Waqar Younis’s conviction for ball-tampering in 2000 was such a case, in which the firestorm of comment at least centred on something tangible. But this week was nothing but a bar brawl.

It got pretty silly, at times, and perhaps it’s best, for the sake of reputations and tempers, that one grant intellectual amnesty to the dozens who said or wrote spectacularly stupid things. Imran Khan, for example, who declared Hair to be a ”mini-Hitler”, apparently confirming the view of his many critics in Pakistan and abroad that the small funicular that connects his brain to his mouth has derailed.

And of course there was Steve Waugh, whose contribution was to insist that Hair ”always stands by what he believes, so you can’t ask much more from an umpire”. And there we were still thinking the umpires’ only job was to get things right, and not let their beliefs over-ride their observations.
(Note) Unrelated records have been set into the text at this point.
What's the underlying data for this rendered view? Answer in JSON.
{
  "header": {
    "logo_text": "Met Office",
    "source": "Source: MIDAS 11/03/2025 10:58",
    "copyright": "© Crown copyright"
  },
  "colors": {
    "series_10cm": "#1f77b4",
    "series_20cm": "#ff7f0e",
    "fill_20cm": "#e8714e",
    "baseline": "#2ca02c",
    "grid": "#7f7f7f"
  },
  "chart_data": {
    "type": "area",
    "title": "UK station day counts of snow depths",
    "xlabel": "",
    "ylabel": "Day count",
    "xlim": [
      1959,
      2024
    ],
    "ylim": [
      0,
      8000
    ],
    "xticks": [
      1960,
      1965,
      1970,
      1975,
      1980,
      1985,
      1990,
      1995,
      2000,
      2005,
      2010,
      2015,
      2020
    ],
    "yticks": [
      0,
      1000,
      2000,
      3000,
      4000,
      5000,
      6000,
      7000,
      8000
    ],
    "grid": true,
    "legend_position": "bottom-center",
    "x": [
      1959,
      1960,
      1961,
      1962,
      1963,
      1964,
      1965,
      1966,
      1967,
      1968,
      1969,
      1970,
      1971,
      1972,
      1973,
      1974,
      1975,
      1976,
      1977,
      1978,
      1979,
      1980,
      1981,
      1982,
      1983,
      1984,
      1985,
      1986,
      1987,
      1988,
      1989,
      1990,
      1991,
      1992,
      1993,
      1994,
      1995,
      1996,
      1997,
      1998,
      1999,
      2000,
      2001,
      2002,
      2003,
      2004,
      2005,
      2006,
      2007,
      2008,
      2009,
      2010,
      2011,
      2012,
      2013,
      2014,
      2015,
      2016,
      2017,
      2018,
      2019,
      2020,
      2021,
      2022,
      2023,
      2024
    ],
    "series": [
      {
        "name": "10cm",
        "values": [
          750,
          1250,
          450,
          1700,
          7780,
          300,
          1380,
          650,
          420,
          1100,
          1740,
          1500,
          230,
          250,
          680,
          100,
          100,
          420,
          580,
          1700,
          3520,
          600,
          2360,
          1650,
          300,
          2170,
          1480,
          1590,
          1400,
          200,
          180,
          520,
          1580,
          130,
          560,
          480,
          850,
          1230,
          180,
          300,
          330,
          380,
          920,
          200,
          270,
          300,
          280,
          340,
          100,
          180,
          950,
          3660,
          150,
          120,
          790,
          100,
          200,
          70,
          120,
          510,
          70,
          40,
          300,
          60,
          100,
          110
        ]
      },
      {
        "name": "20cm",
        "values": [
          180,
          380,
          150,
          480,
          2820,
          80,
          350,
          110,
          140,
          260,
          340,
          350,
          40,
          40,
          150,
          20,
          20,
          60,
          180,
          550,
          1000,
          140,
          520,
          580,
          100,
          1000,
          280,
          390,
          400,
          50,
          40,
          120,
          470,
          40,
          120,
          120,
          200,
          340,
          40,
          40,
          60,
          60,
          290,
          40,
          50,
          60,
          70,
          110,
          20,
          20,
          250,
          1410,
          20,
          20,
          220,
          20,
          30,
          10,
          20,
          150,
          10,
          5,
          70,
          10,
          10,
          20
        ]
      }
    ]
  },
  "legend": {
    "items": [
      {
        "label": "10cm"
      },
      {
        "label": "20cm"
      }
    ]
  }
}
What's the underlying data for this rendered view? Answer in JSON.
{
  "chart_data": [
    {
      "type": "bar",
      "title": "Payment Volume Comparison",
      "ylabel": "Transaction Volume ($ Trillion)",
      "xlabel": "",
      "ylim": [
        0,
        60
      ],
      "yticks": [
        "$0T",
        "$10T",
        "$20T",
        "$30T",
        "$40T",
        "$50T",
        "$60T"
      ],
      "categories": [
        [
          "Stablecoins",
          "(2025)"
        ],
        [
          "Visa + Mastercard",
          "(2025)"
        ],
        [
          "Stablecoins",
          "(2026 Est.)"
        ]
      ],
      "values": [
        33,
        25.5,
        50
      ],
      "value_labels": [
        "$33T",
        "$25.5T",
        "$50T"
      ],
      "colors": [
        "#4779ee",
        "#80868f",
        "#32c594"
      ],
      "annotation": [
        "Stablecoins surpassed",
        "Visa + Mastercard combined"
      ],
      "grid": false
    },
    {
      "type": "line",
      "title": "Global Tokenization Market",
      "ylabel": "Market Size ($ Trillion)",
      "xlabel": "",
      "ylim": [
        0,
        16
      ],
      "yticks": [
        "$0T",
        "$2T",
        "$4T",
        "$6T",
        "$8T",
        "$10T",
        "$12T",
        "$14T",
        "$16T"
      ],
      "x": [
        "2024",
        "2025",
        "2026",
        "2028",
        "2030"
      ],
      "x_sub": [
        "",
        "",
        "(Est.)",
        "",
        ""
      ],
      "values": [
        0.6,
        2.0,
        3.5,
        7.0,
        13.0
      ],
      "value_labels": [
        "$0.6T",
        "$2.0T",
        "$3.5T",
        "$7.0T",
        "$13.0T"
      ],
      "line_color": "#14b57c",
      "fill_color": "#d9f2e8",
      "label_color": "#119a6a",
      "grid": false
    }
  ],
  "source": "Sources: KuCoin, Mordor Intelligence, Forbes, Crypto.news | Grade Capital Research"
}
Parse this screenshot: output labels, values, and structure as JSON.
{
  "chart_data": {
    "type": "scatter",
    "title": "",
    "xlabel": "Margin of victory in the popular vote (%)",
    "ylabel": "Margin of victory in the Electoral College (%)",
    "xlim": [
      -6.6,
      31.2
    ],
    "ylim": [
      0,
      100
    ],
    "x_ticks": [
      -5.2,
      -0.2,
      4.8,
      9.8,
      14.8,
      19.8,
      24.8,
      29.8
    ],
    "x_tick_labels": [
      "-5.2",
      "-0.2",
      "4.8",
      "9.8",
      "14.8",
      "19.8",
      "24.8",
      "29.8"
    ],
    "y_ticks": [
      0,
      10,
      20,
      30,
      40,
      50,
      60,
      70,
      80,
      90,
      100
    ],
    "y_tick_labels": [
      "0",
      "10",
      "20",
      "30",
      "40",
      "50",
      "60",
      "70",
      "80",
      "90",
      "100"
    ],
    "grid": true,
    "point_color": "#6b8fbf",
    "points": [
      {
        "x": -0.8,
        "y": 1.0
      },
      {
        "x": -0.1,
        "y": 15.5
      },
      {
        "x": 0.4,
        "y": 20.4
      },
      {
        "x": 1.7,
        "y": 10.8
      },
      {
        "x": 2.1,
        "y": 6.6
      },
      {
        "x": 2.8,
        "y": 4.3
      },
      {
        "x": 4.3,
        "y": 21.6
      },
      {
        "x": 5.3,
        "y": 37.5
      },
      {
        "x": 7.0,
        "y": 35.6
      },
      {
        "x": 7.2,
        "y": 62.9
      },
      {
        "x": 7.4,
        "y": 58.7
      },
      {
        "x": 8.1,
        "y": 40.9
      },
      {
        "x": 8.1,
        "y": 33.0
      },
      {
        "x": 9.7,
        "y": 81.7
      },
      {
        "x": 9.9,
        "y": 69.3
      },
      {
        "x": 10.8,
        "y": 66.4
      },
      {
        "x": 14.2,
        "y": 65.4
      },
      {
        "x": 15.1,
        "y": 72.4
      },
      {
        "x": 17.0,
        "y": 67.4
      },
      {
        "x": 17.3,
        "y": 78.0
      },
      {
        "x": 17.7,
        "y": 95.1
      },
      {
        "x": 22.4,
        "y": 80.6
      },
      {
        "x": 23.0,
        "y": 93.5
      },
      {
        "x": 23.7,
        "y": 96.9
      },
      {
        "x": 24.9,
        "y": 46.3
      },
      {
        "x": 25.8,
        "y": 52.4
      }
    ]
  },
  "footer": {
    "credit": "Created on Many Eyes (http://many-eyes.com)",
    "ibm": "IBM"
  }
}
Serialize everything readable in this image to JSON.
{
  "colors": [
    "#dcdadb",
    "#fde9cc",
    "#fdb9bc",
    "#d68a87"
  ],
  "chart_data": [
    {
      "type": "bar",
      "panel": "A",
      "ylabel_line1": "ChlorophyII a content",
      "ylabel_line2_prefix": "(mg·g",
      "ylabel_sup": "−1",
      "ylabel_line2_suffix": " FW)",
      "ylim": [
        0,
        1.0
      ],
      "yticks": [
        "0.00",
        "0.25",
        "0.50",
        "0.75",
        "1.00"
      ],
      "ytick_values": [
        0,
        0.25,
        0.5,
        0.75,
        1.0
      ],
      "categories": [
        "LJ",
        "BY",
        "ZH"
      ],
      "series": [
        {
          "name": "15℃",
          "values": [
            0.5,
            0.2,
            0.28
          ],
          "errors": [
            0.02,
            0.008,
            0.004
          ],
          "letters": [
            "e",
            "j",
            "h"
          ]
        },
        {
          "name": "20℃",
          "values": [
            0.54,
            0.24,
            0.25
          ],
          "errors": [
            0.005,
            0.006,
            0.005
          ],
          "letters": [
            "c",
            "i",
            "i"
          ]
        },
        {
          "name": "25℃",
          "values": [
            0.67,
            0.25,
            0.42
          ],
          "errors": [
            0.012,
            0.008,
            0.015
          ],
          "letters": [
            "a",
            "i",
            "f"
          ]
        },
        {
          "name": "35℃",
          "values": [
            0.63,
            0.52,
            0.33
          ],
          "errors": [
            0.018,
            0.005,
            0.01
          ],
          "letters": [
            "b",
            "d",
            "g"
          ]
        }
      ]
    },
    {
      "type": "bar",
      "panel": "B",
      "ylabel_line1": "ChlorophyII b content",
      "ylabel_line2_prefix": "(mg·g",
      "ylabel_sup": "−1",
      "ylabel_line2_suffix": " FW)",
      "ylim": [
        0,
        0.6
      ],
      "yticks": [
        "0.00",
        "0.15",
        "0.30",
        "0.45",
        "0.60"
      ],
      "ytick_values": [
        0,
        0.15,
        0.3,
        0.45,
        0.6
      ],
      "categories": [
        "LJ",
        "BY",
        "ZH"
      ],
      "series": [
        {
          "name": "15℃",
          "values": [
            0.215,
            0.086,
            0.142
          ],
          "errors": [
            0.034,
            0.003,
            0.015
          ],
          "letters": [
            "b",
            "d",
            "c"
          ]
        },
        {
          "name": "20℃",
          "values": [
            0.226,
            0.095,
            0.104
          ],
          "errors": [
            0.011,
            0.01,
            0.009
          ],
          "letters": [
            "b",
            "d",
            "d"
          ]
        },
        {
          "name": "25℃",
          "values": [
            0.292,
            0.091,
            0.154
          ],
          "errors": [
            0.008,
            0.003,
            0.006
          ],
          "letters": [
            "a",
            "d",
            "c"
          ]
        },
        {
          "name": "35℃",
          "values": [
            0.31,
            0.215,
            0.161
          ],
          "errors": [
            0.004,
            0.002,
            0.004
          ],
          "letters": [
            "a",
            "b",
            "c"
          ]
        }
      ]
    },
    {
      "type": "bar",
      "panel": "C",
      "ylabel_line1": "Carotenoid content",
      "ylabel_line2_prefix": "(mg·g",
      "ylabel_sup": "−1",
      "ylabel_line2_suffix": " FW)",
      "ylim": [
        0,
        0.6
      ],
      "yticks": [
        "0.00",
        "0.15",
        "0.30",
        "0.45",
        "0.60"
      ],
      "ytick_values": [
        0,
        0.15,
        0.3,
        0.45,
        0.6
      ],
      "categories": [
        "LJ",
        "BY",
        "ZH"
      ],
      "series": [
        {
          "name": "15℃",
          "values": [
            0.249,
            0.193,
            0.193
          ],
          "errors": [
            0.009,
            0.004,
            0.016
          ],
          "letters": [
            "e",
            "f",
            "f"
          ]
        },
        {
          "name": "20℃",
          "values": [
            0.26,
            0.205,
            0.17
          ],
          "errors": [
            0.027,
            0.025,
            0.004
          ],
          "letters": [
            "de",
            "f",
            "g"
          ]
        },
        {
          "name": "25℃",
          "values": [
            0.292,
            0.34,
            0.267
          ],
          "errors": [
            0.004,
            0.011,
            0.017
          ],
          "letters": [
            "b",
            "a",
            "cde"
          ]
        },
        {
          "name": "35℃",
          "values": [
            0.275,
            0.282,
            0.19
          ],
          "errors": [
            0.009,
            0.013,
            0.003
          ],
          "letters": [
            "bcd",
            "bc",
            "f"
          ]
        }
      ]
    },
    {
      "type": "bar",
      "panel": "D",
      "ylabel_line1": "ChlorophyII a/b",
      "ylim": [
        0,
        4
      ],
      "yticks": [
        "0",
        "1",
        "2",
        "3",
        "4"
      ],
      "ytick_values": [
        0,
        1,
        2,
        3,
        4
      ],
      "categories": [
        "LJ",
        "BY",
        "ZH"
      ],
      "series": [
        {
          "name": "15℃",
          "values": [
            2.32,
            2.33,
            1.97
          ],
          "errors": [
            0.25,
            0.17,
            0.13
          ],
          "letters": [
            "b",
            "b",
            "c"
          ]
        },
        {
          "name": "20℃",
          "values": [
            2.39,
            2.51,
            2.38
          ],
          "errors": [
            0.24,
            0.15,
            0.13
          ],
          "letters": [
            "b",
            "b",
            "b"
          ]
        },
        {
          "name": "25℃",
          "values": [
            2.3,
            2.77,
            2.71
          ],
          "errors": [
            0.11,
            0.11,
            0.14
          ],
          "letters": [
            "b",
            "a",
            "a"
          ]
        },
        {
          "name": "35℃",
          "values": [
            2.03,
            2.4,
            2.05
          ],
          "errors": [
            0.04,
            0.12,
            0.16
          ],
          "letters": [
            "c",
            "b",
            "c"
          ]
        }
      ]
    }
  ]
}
In the end it’s best to draw a veil over all this pianola-shooting. The provocations that triggered it have nothing to do with ball-tampering and everything to do with the hardening perceptions East and West have of one another; and none of those is useful or relevant right now. For now, all must be quietly investigated, and reputations must be cleared, or punishments dished out. More importantly, the question of ball-tampering must be deracialised, and the best way to do that is to legalise it.

The likes of Bob Woolmer and Angus Fraser have written eloquently in support of this idea, and their point is extremely well made. What bat-makers are doing to modern bats — feather-light pick-up, ludicrous sweet-spots — is the equivalent of stapling ram-jets and dynamite to balls. Of all the nasty things cricketers do, lifting some leather by a few millimetres in order to strangle an inch of lateral movement out of a lifeless pitch seems fairly benign, and not a little skilful.

Less skilful, unfortunately, have been the pronouncements of the Sri Lankan cricket authorities and their surprise ally, new International Cricket Council chief Percy Sonn.

It was inevitable that a News24 poll would reveal majority support for the idea that the Proteas were ”sissies” for abandoning their tour; but it was somewhat alarming that Sonn should take an equally admonishing view.

No doubt the ”disappointment” he felt over their evacuation had nothing in common with the macho fantasies of white South Africa and was focused more on the fiscal politics of cricket; nonetheless it was a timely reminder of how comfortable hindsight is.

Had someone, say Makhaya Ntini, lost an arm during an evening stroll through a Colombo shopping mall, Sonn would probably have been disappointed in someone else. Apparently the target of one’s patronising disappointment depends entirely on the scheduling whims of terrorists. One lives and learns.